Shimizu M, Miura J, Itoh H, Saitoh Y
First Department of Surgery, Kobe University School of Medicine, Japan.
Am J Gastroenterol. 1990 Oct;85(10):1411-3.
We describe a case of hepatic giant cavernous hemangioma with both microangiopathic hemolytic anemia (MAHA) and consumption coagulopathy, but without thrombocytopenia, which was completely cured by surgical resection of the tumor. The patient was a 54-yr-old Japanese woman whose chief complaint was right upper abdominal discomfort. Angiography and dynamic computed tomography revealed typical findings of hepatic cavernous hemangioma. The patient also had hematological disorders. At surgery, we performed an atypical right lobectomy to preserve as much normal liver tissue as possible. The patient has been well, with no related complaints or abnormal laboratory findings, 5 yr since her operation.
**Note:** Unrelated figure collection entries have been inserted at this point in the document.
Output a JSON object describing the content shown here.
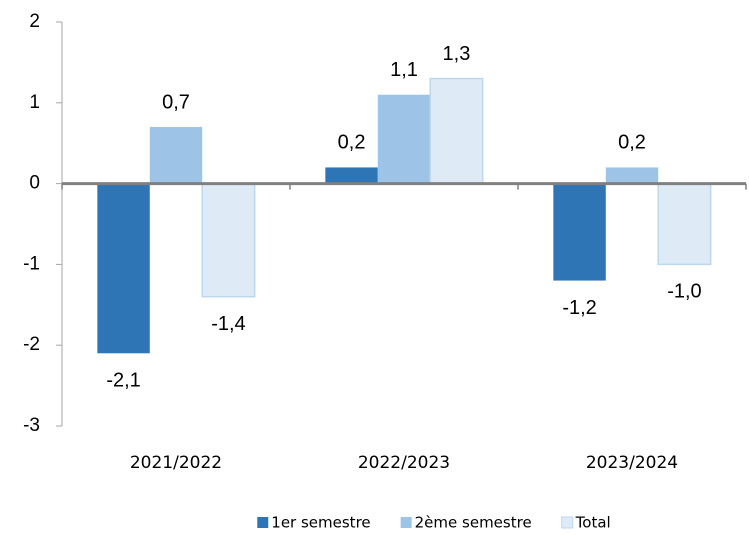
{
  "chart_data": {
    "type": "bar",
    "categories": [
      "2021/2022",
      "2022/2023",
      "2023/2024"
    ],
    "series": [
      {
        "name": "1er semestre",
        "color": "#2e75b6",
        "values": [
          -2.1,
          0.2,
          -1.2
        ],
        "value_labels": [
          "-2,1",
          "0,2",
          "-1,2"
        ]
      },
      {
        "name": "2ème semestre",
        "color": "#9dc3e6",
        "values": [
          0.7,
          1.1,
          0.2
        ],
        "value_labels": [
          "0,7",
          "1,1",
          "0,2"
        ]
      },
      {
        "name": "Total",
        "color": "#deebf7",
        "edgecolor": "#bdd7ee",
        "values": [
          -1.4,
          1.3,
          -1.0
        ],
        "value_labels": [
          "-1,4",
          "1,3",
          "-1,0"
        ]
      }
    ],
    "ylim": [
      -3,
      2
    ],
    "yticks": [
      -3,
      -2,
      -1,
      0,
      1,
      2
    ],
    "grid": false,
    "legend": "bottom"
  }
}
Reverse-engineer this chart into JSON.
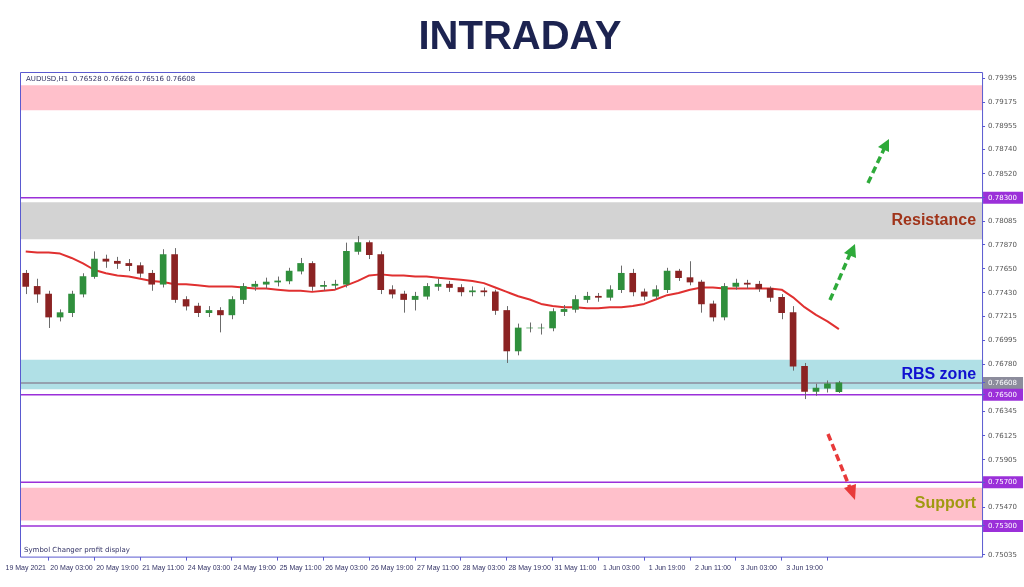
{
  "chart_data": {
    "type": "candlestick",
    "title": "INTRADAY",
    "categories": [
      "19 May 2021",
      null,
      null,
      null,
      "20 May 03:00",
      null,
      null,
      null,
      "20 May 19:00",
      null,
      null,
      null,
      "21 May 11:00",
      null,
      null,
      null,
      "24 May 03:00",
      null,
      null,
      null,
      "24 May 19:00",
      null,
      null,
      null,
      "25 May 11:00",
      null,
      null,
      null,
      "26 May 03:00",
      null,
      null,
      null,
      "26 May 19:00",
      null,
      null,
      null,
      "27 May 11:00",
      null,
      null,
      null,
      "28 May 03:00",
      null,
      null,
      null,
      "28 May 19:00",
      null,
      null,
      null,
      "31 May 11:00",
      null,
      null,
      null,
      "1 Jun 03:00",
      null,
      null,
      null,
      "1 Jun 19:00",
      null,
      null,
      null,
      "2 Jun 11:00",
      null,
      null,
      null,
      "3 Jun 03:00",
      null,
      null,
      null,
      "3 Jun 19:00",
      null,
      null,
      null
    ],
    "ohlc": [
      [
        0.7761,
        0.7764,
        0.7742,
        0.7749
      ],
      [
        0.7749,
        0.7756,
        0.7734,
        0.7742
      ],
      [
        0.7742,
        0.7745,
        0.7711,
        0.7721
      ],
      [
        0.7721,
        0.7728,
        0.7717,
        0.7725
      ],
      [
        0.7725,
        0.7745,
        0.7721,
        0.7742
      ],
      [
        0.7742,
        0.7761,
        0.7739,
        0.7758
      ],
      [
        0.7758,
        0.7781,
        0.7756,
        0.7774
      ],
      [
        0.7774,
        0.7778,
        0.7766,
        0.7772
      ],
      [
        0.7772,
        0.7776,
        0.7765,
        0.777
      ],
      [
        0.777,
        0.7774,
        0.7763,
        0.7768
      ],
      [
        0.7768,
        0.7771,
        0.7757,
        0.7761
      ],
      [
        0.7761,
        0.7764,
        0.7745,
        0.7751
      ],
      [
        0.7751,
        0.7783,
        0.7748,
        0.7778
      ],
      [
        0.7778,
        0.7784,
        0.7734,
        0.7737
      ],
      [
        0.7737,
        0.774,
        0.7727,
        0.7731
      ],
      [
        0.7731,
        0.7734,
        0.7721,
        0.7725
      ],
      [
        0.7725,
        0.7731,
        0.7721,
        0.7727
      ],
      [
        0.7727,
        0.773,
        0.7707,
        0.7723
      ],
      [
        0.7723,
        0.774,
        0.7719,
        0.7737
      ],
      [
        0.7737,
        0.7752,
        0.7733,
        0.7749
      ],
      [
        0.7749,
        0.7754,
        0.7745,
        0.7751
      ],
      [
        0.7751,
        0.7757,
        0.7747,
        0.7753
      ],
      [
        0.7753,
        0.7758,
        0.7749,
        0.7754
      ],
      [
        0.7754,
        0.7766,
        0.7751,
        0.7763
      ],
      [
        0.7763,
        0.7775,
        0.776,
        0.777
      ],
      [
        0.777,
        0.7772,
        0.7745,
        0.7749
      ],
      [
        0.7749,
        0.7754,
        0.7745,
        0.775
      ],
      [
        0.775,
        0.7755,
        0.7746,
        0.7751
      ],
      [
        0.7751,
        0.7789,
        0.7748,
        0.7781
      ],
      [
        0.7781,
        0.7795,
        0.7778,
        0.7789
      ],
      [
        0.7789,
        0.7791,
        0.7774,
        0.7778
      ],
      [
        0.7778,
        0.7781,
        0.7742,
        0.7746
      ],
      [
        0.7746,
        0.775,
        0.7738,
        0.7742
      ],
      [
        0.7742,
        0.7745,
        0.7725,
        0.7737
      ],
      [
        0.7737,
        0.7744,
        0.7727,
        0.774
      ],
      [
        0.774,
        0.7752,
        0.7737,
        0.7749
      ],
      [
        0.7749,
        0.7756,
        0.7745,
        0.7751
      ],
      [
        0.7751,
        0.7754,
        0.7744,
        0.7748
      ],
      [
        0.7748,
        0.7751,
        0.774,
        0.7744
      ],
      [
        0.7744,
        0.7749,
        0.774,
        0.7745
      ],
      [
        0.7745,
        0.7748,
        0.774,
        0.7744
      ],
      [
        0.7744,
        0.7746,
        0.7723,
        0.7727
      ],
      [
        0.7727,
        0.7731,
        0.7679,
        0.769
      ],
      [
        0.769,
        0.7715,
        0.7686,
        0.7711
      ],
      [
        0.7711,
        0.7716,
        0.7707,
        0.7711
      ],
      [
        0.7711,
        0.7715,
        0.7705,
        0.7711
      ],
      [
        0.7711,
        0.7729,
        0.7708,
        0.7726
      ],
      [
        0.7726,
        0.7732,
        0.7722,
        0.7728
      ],
      [
        0.7728,
        0.7741,
        0.7725,
        0.7737
      ],
      [
        0.7737,
        0.7744,
        0.7734,
        0.774
      ],
      [
        0.774,
        0.7743,
        0.7735,
        0.7739
      ],
      [
        0.7739,
        0.775,
        0.7736,
        0.7746
      ],
      [
        0.7746,
        0.7768,
        0.7743,
        0.7761
      ],
      [
        0.7761,
        0.7765,
        0.774,
        0.7744
      ],
      [
        0.7744,
        0.7747,
        0.7736,
        0.774
      ],
      [
        0.774,
        0.775,
        0.7737,
        0.7746
      ],
      [
        0.7746,
        0.7766,
        0.7743,
        0.7763
      ],
      [
        0.7763,
        0.7765,
        0.7754,
        0.7757
      ],
      [
        0.7757,
        0.7772,
        0.775,
        0.7753
      ],
      [
        0.7753,
        0.7755,
        0.7725,
        0.7733
      ],
      [
        0.7733,
        0.7736,
        0.7717,
        0.7721
      ],
      [
        0.7721,
        0.7752,
        0.7718,
        0.7749
      ],
      [
        0.7749,
        0.7756,
        0.7746,
        0.7752
      ],
      [
        0.7752,
        0.7755,
        0.7747,
        0.7751
      ],
      [
        0.7751,
        0.7754,
        0.7744,
        0.7747
      ],
      [
        0.7747,
        0.7749,
        0.7735,
        0.7739
      ],
      [
        0.7739,
        0.7742,
        0.7719,
        0.7725
      ],
      [
        0.7725,
        0.7731,
        0.7672,
        0.7676
      ],
      [
        0.7676,
        0.7679,
        0.7646,
        0.7653
      ],
      [
        0.7653,
        0.766,
        0.7649,
        0.7656
      ],
      [
        0.7656,
        0.7663,
        0.7652,
        0.766
      ],
      [
        0.76528,
        0.76626,
        0.76516,
        0.76608
      ]
    ],
    "series": [
      {
        "type": "line",
        "color": "#e03030",
        "values": [
          0.7781,
          0.778,
          0.778,
          0.7779,
          0.7775,
          0.777,
          0.7764,
          0.7761,
          0.7759,
          0.7758,
          0.7756,
          0.7754,
          0.7753,
          0.7751,
          0.7751,
          0.775,
          0.7749,
          0.7749,
          0.7749,
          0.7748,
          0.7747,
          0.7747,
          0.7746,
          0.7745,
          0.7745,
          0.7744,
          0.7745,
          0.7746,
          0.775,
          0.7754,
          0.7759,
          0.776,
          0.7759,
          0.7759,
          0.7758,
          0.7758,
          0.7757,
          0.7756,
          0.7755,
          0.7754,
          0.7752,
          0.7748,
          0.7744,
          0.774,
          0.7737,
          0.7733,
          0.7731,
          0.773,
          0.773,
          0.7729,
          0.7729,
          0.773,
          0.773,
          0.7731,
          0.7733,
          0.7737,
          0.7741,
          0.7743,
          0.7746,
          0.7748,
          0.7748,
          0.7747,
          0.7747,
          0.7747,
          0.7747,
          0.7747,
          0.7746,
          0.7739,
          0.773,
          0.7723,
          0.7717,
          0.771
        ]
      }
    ],
    "ylim": [
      0.7502,
      0.7945
    ],
    "yticks": [
      0.79395,
      0.79175,
      0.78955,
      {
        "value": 0.7874,
        "label": "0.78740"
      },
      {
        "value": 0.7852,
        "label": "0.78520"
      },
      {
        "value": 0.783,
        "label": "0.78300"
      },
      0.78085,
      {
        "value": 0.7787,
        "label": "0.77870"
      },
      {
        "value": 0.7765,
        "label": "0.77650"
      },
      {
        "value": 0.7743,
        "label": "0.77430"
      },
      0.77215,
      0.76995,
      {
        "value": 0.7678,
        "label": "0.76780"
      },
      0.76608,
      {
        "value": 0.765,
        "label": "0.76500"
      },
      0.76345,
      0.76125,
      0.75905,
      {
        "value": 0.757,
        "label": "0.75700"
      },
      {
        "value": 0.7547,
        "label": "0.75470"
      },
      {
        "value": 0.753,
        "label": "0.75300"
      },
      0.75035
    ],
    "grid": false,
    "legend": false,
    "marker": "none",
    "bands": [
      {
        "axis": "y",
        "from": 0.791,
        "to": 0.7933,
        "color": "#ffc0cb"
      },
      {
        "axis": "y",
        "from": 0.7792,
        "to": 0.7826,
        "color": "#d3d3d3",
        "label": "Resistance"
      },
      {
        "axis": "y",
        "from": 0.7655,
        "to": 0.7682,
        "color": "#b0e0e6",
        "label": "RBS zone"
      },
      {
        "axis": "y",
        "from": 0.7535,
        "to": 0.7565,
        "color": "#ffc0cb",
        "label": "Support"
      }
    ],
    "ref_lines": [
      {
        "axis": "y",
        "value": 0.783,
        "color": "#9b30d9"
      },
      {
        "axis": "y",
        "value": 0.76608,
        "color": "#8c8c9c"
      },
      {
        "axis": "y",
        "value": 0.765,
        "color": "#9b30d9"
      },
      {
        "axis": "y",
        "value": 0.757,
        "color": "#9b30d9"
      },
      {
        "axis": "y",
        "value": 0.753,
        "color": "#9b30d9"
      }
    ],
    "annotations": [
      "AUDUSD,H1  0.76528 0.76626 0.76516 0.76608",
      "Symbol Changer profit display"
    ]
  }
}
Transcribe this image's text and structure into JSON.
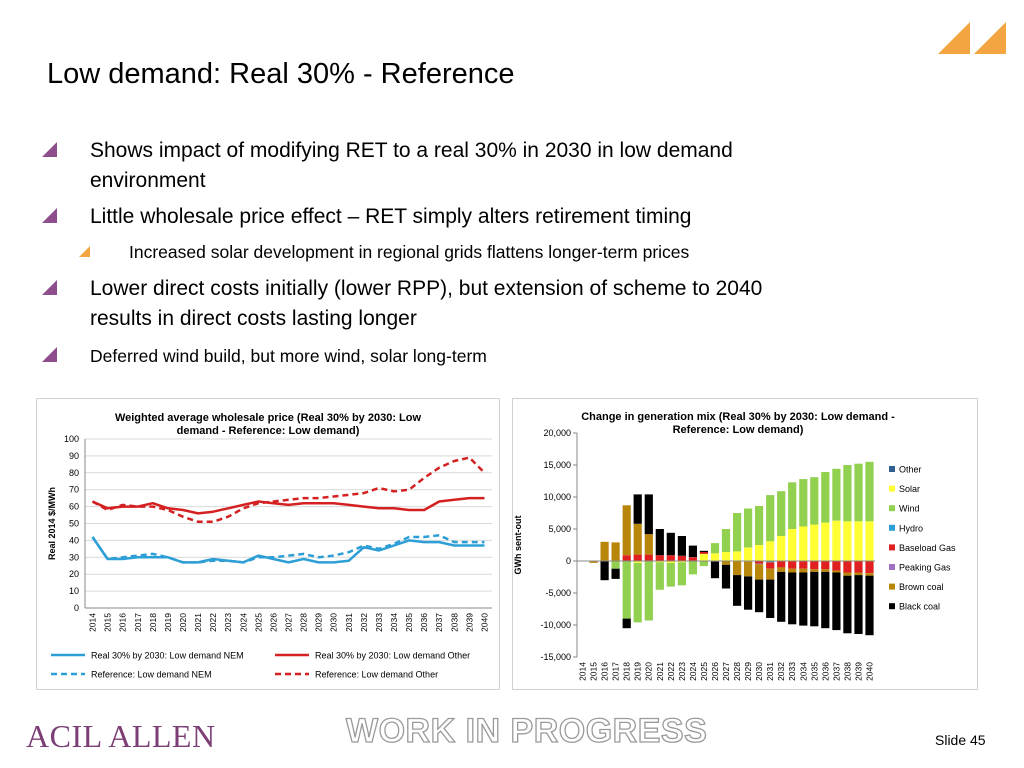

This case indicates that giant cavernous hemangioma of the liver should be considered in the differential diagnosis of MAHA, and if surgical treatment is adequate, hematological abnormalities may be eliminated.
我们描述了一例患有微血管病性溶血性贫血(MAHA)和消耗性凝血病但无血小板减少症的肝脏巨大海绵状血管瘤病例,该病例通过肿瘤手术切除得以完全治愈。患者为一名54岁的日本女性,主要诉求是右上腹不适。血管造影和动态计算机断层扫描显示出肝海绵状血管瘤的典型表现。患者还患有血液系统疾病。手术时,我们进行了非典型右叶切除术以尽可能保留更多正常肝组织。自手术以来5年,患者情况良好,无相关主诉或实验室检查异常。该病例表明,在MAHA的鉴别诊断中应考虑肝脏巨大海绵状血管瘤,并且如果手术治疗得当,血液学异常可能会消除。